Rev. Rick Warren has added yet another regularly used acronym to my vocabulary…..”EGR“, thanks to his use of it in his wildly successful Purpose Driven Life book. An “EGR” is an “Extra Grace Required” person in one’s life whose manner constantly works on your patience and forebearance with the same result and annoyance as fingernails scraping on a chalkboard. You know the person(s) in your own life who is your EGR. In fact, Rick Warren suggests that every circle within which we move has an EGR and, if you don’t know who that EGR is among your acquaintances and friends…..it’s probably you!
When I first read this in his book, it made me laugh. Several individuals came to mind for me immediately. Then I had the sobering thought that, if I can think of individuals in that way, then there are most likely those who think of me in that way, as well. As I have considered both knowing and being an EGR, it occurs to me that every one of us is, in all likelihood, an EGR to someone, at least some of the time.
Several of us who participate in an adult Sunday School class together have all read the book and this business of EGRs comes up again and again within the group. It seems to have touched something in each of us and is stored in our collective memory. We all love and grant immense amounts of grace to one another out of the abundance of that love so none of us considers any of the others an EGR within our group.
Today the subject came up again when a member of the class, in asking for prayer, noted that a difficult relationship continues to be, well….difficult. One gentleman noted that he himself has suffered all his life with being an EGR to many people, just for being who and what he is (Attention Deficit Disordered with a tendency toward depression, a retired law enforcement officer, and a generally opinionated individual who, because of his size and demeanor, intimidates some). He wasn’t angry, bitter, or even apologetic about being an EGR to many people. He says that he just simply is what he is and that, while he does struggle against his failings in pursuit of holiness and living in Christ, he is fundamentally the same person he’s always been and that a lot of people don’t seem to find that to be something that they can cozy up to and be warm toward. Let me say that, while I am aware of this gentleman’s rough edges, I know his heart to be both huge and tender and he is in no way an EGR for me. I find him to be easy to communicate with, generous to a fault, and very kind hearted. And yet, I know some for whom he is an EGR. My response to that is that they really haven’t taken the time or don’t have an interest in knowing him for who he really is.

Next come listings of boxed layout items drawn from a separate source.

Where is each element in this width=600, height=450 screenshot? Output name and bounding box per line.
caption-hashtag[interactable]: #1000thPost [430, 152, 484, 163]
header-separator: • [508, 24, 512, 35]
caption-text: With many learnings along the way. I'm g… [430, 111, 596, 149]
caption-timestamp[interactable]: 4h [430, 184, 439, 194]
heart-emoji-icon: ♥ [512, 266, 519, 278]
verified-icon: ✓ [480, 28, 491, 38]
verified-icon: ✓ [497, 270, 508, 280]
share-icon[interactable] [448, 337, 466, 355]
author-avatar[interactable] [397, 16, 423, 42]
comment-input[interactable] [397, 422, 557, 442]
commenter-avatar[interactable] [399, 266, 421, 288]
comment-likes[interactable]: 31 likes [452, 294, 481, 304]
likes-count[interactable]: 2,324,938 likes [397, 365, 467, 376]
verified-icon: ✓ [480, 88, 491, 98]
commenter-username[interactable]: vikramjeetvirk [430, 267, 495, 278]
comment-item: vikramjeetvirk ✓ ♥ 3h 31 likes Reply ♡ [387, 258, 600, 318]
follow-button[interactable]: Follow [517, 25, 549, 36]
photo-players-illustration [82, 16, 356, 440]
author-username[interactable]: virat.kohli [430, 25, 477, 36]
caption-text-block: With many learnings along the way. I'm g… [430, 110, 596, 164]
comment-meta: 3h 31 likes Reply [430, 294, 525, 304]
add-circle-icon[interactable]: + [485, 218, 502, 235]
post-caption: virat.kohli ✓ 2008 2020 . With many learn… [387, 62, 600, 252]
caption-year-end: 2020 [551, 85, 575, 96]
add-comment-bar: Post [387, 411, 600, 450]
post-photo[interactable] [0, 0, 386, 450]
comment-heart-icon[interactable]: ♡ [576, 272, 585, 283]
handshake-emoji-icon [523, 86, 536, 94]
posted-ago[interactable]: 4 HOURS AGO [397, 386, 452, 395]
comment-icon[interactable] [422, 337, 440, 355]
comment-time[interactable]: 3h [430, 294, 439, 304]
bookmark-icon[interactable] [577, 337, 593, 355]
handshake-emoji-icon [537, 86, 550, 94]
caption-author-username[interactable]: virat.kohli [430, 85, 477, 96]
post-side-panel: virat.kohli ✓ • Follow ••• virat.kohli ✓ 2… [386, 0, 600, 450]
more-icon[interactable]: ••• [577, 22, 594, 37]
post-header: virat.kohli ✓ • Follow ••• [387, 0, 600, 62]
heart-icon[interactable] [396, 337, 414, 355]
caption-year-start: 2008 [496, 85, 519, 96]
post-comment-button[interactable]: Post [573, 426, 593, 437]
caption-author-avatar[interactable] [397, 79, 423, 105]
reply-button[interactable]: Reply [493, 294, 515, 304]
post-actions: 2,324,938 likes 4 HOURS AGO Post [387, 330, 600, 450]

Perhaps all of our EGRs are like that. We have not invested sufficient time in getting to know them. We have not sought to understand and love them just as they are. Our finding them an EGR, then, is more of a commentary on us than it is on them. That I would find it difficult and necessary to muster up within myself a higher degree of love, acceptance, patience, forebearance…in short, grace….for these individuals says more about my shortcomings as a vessel of grace, about the meagerness of my capacity for graciousness, than it does about them as needy individuals who are certainly as worthy of God’s grace as I am. Since I am only a conduit of the grace of God, who is the source of all grace, and since His grace is boundless and infinite for all of us, then the problem is not in the insufficiency of grace or in the demanding nature of the EGR personality, but it is in the undersized volume of my heart that I have not allowed God to fully develop in order that I might love as His heart loves.
It’s like the old adage that “the person whose finger points at others has three pointing back at herself.” (Take a moment to position your own hand in a pointing position and see what I mean!)
So the next time a member of my class nods knowingly and offers the observation that someone is, most likely, an EGR, I’m going to remind them that Rick Warren was very clear that each of us is an EGR for someone. God, please grant that my everyday ordinary capacity for grace would be enlarged, that I could love and accept each person I encounter with your grace abounding so that no single individual is such a challenge for me that I have to reach down into some grace reserve to try to love them out of my own strength. Make it effortless and easy to give grace in an extravagant and overflowing kind of way, not begrudgingly and with an eye to giving only what is absolutely required.